Promotor Pede Cassação de Prefeito e Vice de Tavares por Abuso de Poder em Ano Eleitoral

Promotor Eleitoral de Tavares Pede Cassação de Mandatos de Prefeito e Vice por Suposto Abuso de Poder Econômico

O cenário político de Tavares está agitado após o promotor eleitoral Rafael de Carvalho Bandeira protocolar um parecer solicitando a cassação dos mandatos do prefeito Genildo José da Silva, conhecido como Côco de Odálio, e da vice-prefeita Lenira Almeida. A acusação parte do segundo colocado na disputa eleitoral, Dr. Ailton (Republicanos), que aponta diversas irregularidades.

Entre as alegações estão o abuso de poder econômico e político, evidenciado por um expressivo aumento no número de servidores contratados durante o ano eleitoral, elevação nas despesas públicas e a utilização de funcionários em eventos políticos. O Ministério Público Eleitoral considera suspeito o prefeito ter justificado a contratação de temporários pela necessidade de serviços, enquanto negligenciou a nomeação de aprovados em concurso público.

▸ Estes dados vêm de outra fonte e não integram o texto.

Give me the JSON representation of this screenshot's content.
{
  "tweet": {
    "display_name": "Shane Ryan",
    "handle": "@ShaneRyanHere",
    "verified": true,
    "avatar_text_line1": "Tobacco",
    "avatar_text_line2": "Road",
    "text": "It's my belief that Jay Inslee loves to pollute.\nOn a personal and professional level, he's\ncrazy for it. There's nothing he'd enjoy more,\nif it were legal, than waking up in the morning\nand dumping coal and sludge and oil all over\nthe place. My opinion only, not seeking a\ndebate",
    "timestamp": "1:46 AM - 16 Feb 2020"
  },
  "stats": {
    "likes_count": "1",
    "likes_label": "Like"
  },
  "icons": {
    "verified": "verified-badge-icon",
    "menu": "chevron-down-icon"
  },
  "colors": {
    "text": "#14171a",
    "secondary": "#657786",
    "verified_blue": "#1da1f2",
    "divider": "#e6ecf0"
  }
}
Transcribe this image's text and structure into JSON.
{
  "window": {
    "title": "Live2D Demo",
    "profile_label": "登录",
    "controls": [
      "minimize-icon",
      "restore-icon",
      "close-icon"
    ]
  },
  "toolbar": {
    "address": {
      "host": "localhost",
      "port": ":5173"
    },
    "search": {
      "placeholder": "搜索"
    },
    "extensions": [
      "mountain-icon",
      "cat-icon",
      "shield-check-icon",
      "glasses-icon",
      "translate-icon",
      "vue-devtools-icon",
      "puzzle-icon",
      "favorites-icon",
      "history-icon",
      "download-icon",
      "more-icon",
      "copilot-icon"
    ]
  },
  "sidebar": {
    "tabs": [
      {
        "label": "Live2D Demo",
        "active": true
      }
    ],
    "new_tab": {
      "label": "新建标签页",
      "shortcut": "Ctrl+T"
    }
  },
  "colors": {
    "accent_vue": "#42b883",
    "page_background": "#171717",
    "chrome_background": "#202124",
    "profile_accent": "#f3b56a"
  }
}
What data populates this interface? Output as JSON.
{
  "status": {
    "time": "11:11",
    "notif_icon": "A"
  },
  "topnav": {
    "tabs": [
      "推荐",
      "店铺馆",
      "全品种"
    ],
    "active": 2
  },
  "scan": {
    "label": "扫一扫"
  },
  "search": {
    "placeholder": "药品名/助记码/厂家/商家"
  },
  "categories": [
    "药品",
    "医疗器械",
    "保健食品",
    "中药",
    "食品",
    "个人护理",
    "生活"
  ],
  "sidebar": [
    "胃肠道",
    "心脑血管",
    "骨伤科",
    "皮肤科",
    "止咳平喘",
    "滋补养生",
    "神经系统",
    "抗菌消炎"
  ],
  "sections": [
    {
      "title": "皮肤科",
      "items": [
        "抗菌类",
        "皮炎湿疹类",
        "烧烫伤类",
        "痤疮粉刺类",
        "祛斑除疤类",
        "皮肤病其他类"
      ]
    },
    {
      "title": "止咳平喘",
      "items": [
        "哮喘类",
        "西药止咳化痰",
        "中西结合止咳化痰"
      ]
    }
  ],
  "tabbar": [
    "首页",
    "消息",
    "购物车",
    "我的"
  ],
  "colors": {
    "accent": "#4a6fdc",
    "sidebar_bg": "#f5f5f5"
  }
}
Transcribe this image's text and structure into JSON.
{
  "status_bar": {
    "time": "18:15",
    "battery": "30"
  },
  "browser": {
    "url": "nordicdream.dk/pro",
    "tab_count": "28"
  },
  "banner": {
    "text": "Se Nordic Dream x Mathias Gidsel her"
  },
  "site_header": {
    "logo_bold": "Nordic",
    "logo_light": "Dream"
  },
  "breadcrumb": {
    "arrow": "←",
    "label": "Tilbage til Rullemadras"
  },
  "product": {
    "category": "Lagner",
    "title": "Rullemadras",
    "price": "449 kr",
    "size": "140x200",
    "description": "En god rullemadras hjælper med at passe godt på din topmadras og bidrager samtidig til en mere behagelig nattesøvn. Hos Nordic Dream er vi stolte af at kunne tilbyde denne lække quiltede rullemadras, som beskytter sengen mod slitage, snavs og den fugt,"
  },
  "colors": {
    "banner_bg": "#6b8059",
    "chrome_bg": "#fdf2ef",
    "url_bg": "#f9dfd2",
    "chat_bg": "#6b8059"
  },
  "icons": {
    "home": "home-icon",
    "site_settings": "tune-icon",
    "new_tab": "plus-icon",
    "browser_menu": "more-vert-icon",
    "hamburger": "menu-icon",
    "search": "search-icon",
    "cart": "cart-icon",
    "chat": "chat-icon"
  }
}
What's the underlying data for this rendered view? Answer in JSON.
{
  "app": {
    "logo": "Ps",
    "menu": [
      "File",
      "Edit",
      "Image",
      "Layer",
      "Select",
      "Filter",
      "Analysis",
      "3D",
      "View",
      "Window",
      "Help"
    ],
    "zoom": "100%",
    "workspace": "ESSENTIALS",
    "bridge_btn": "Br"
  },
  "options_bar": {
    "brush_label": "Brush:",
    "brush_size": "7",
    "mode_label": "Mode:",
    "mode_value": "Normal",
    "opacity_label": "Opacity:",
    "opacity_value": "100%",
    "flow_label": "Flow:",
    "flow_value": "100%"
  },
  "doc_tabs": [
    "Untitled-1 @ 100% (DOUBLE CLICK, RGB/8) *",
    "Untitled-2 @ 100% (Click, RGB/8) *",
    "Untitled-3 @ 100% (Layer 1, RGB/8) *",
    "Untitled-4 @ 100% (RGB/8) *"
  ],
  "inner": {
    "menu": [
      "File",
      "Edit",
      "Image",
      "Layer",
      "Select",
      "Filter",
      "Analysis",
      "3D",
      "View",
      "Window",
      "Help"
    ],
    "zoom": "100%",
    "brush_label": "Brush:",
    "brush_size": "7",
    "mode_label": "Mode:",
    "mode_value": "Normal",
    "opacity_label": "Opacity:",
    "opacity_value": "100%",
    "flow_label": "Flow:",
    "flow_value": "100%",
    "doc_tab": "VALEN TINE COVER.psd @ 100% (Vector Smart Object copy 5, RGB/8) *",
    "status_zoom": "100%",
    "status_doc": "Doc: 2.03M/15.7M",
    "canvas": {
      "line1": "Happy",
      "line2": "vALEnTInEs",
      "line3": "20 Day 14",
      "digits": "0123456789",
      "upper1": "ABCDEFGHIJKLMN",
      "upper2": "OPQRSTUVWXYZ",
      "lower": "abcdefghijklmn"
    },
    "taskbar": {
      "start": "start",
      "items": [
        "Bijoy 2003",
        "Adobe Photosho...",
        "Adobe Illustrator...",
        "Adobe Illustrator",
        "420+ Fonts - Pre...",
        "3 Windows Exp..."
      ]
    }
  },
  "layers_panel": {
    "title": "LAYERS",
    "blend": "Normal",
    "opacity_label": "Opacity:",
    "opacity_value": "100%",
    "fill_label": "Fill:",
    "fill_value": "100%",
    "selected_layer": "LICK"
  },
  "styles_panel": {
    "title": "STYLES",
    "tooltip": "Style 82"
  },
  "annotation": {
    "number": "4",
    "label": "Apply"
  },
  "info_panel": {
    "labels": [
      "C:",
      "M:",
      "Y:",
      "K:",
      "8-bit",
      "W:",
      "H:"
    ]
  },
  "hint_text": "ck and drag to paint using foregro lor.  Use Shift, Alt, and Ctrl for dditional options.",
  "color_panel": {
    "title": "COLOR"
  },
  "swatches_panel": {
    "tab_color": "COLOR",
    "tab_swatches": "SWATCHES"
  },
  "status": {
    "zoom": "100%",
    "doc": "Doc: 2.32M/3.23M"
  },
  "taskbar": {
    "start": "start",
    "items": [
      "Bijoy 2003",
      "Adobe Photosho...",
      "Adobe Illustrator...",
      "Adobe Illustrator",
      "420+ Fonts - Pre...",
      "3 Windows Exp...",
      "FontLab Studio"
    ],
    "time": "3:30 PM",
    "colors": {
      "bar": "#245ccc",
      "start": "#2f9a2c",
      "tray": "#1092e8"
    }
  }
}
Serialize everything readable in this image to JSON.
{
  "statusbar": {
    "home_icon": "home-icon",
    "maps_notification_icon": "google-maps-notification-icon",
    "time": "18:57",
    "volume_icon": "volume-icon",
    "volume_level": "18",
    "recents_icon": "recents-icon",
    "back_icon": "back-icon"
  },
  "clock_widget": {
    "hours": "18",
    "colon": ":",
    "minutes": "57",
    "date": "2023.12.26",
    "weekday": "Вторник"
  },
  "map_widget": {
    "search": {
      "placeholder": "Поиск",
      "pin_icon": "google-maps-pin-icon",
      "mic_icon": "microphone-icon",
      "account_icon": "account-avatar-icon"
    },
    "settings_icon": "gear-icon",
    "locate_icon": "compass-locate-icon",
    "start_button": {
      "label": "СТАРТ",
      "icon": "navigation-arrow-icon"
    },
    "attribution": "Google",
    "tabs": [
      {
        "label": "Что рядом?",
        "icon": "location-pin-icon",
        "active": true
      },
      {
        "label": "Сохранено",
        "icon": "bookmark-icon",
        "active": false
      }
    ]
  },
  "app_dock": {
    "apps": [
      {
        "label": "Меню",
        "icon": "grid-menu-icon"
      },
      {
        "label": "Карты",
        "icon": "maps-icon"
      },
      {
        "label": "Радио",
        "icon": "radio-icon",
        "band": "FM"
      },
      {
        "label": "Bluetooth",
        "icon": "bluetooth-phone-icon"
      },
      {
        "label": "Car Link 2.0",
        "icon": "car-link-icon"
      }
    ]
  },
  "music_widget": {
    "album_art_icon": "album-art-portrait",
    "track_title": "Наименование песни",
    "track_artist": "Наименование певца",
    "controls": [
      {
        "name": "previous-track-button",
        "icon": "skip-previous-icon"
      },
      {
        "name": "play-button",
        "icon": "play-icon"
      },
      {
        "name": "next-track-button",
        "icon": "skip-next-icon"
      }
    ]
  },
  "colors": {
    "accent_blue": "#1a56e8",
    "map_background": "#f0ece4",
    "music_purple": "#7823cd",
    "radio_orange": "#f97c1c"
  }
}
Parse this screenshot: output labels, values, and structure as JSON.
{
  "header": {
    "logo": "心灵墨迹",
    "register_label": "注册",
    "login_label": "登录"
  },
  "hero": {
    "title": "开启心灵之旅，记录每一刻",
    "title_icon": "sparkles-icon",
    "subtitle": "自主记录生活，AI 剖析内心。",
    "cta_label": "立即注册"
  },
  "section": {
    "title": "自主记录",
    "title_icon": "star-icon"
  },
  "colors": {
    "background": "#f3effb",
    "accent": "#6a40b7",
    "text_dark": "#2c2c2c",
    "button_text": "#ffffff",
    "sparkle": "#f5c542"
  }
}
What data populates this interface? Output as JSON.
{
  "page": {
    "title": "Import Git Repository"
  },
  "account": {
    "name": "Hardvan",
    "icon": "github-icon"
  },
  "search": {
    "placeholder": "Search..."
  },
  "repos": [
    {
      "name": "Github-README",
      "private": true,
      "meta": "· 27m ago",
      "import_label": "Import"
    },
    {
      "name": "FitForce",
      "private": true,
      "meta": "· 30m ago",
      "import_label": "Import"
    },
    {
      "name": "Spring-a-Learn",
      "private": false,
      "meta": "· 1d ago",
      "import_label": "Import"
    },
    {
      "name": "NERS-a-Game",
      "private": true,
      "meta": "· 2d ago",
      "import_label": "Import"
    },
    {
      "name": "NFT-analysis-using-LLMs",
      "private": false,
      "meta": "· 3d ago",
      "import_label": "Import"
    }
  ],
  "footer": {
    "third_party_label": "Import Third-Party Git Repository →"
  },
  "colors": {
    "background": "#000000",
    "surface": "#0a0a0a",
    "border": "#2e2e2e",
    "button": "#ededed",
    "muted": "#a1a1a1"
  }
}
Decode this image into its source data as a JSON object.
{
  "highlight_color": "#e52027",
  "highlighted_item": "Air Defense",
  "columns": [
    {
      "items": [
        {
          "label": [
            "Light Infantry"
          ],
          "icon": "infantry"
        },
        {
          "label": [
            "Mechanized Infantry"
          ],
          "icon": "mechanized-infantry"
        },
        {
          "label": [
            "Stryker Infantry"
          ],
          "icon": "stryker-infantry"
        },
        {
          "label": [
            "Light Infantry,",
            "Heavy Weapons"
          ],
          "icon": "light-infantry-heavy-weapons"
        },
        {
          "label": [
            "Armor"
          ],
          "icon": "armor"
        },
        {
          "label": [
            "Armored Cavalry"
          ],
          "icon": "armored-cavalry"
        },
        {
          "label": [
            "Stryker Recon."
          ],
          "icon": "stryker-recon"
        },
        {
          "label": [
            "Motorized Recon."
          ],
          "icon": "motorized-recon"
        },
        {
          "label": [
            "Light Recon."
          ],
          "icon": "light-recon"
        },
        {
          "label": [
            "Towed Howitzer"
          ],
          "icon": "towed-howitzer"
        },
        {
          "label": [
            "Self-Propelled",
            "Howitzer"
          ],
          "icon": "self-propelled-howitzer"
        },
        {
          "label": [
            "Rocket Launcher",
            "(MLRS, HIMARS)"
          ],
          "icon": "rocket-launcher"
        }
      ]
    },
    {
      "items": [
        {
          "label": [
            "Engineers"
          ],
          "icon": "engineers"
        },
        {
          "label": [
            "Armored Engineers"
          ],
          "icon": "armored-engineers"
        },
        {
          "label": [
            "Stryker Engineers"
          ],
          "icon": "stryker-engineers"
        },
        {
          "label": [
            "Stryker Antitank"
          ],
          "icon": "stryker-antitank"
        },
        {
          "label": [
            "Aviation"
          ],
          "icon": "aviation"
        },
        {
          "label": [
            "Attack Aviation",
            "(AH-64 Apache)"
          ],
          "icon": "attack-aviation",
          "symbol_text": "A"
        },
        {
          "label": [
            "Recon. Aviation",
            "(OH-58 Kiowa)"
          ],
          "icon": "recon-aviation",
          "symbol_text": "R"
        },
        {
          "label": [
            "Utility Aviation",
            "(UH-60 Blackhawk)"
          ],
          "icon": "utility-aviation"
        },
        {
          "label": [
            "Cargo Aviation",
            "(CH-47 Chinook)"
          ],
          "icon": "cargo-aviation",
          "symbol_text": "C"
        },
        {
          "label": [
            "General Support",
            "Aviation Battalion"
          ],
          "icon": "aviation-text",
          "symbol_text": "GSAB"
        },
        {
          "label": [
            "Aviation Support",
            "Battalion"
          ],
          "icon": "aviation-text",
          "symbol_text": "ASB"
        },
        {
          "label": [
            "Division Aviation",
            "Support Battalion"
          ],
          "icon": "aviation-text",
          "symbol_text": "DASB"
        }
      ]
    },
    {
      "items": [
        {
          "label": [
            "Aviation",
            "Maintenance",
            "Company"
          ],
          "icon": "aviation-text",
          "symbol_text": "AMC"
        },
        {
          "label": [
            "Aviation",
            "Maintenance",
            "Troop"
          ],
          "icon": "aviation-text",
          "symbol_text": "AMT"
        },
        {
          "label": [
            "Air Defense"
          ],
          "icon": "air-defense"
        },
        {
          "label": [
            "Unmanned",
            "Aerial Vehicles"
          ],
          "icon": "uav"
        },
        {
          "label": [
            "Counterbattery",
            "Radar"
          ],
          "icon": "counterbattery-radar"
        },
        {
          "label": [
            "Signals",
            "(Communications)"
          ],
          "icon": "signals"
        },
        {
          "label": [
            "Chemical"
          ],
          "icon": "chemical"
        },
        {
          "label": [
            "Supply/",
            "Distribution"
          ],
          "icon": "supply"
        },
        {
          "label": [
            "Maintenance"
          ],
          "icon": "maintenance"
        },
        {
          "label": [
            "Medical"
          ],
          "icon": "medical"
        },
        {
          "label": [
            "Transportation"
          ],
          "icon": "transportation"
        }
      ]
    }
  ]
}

O parecer do Ministério Público Eleitoral destaca que “os investigados se utilizaram da máquina pública para captar sufrágio ilicitamente em favor da sua campanha nas eleições municipais de 2024”. A contratação exacerbada e injustificada de servidores temporários, sob a alegação de um falso interesse público, burlou a realização de concurso público e a seleção por mérito. Tudo indica, segundo o órgão, que as contratações foram usadas como moeda de troca por votos e apoio político para garantir a reeleição.

Entenda as Acusações Detalhadas

O promotor detalha que as contratações de servidores temporários ocorreram sem processo seletivo, sem critérios técnicos e sem um estudo prévio das reais necessidades do município. Essa prática, segundo o parecer, foi premeditada com o objetivo de converter as nomeações em um mecanismo de troca de favores políticos. O objetivo final seria assegurar a reeleição dos investigados, configurando uma grave violação à lisura do processo eleitoral.

Pedido de Condenação e Inelegibilidade

No documento oficial, o promotor eleitoral pede que a ação seja julgada procedente. Caso a solicitação seja acatada pela Justiça, o prefeito e a vice-prefeita de Tavares não só perderão seus mandatos, mas também ficarão inelegíveis por um período de oito anos, o que os impediria de concorrer a futuras eleições.

Disputa Judicial e Recurso da Oposição

Inicialmente, a Justiça Eleitoral havia rejeitado a ação movida pela oposição, argumentando que o processo foi iniciado após a cerimônia de diplomação dos eleitos. No entanto, Dr. Ailton recorreu ao Tribunal Regional Eleitoral da Paraíba (TRE-PB). O desembargador Márcio Murilo da Cunha Ramos, relator do caso, considerou o recurso válido, pois foi apresentado antes do fim do prazo para a posse dos eleitos.

Anulação da Sentença e Reanálise do Caso

Com a decisão do TRE-PB, a sentença inicial foi anulada, e o caso foi determinado para reanálise. Isso significa que as acusações de abuso de poder econômico e político, bem como o aumento de servidores em ano eleitoral, serão novamente avaliadas pela Justiça, reabrindo a possibilidade de cassação dos mandatos do prefeito e da vice de Tavares.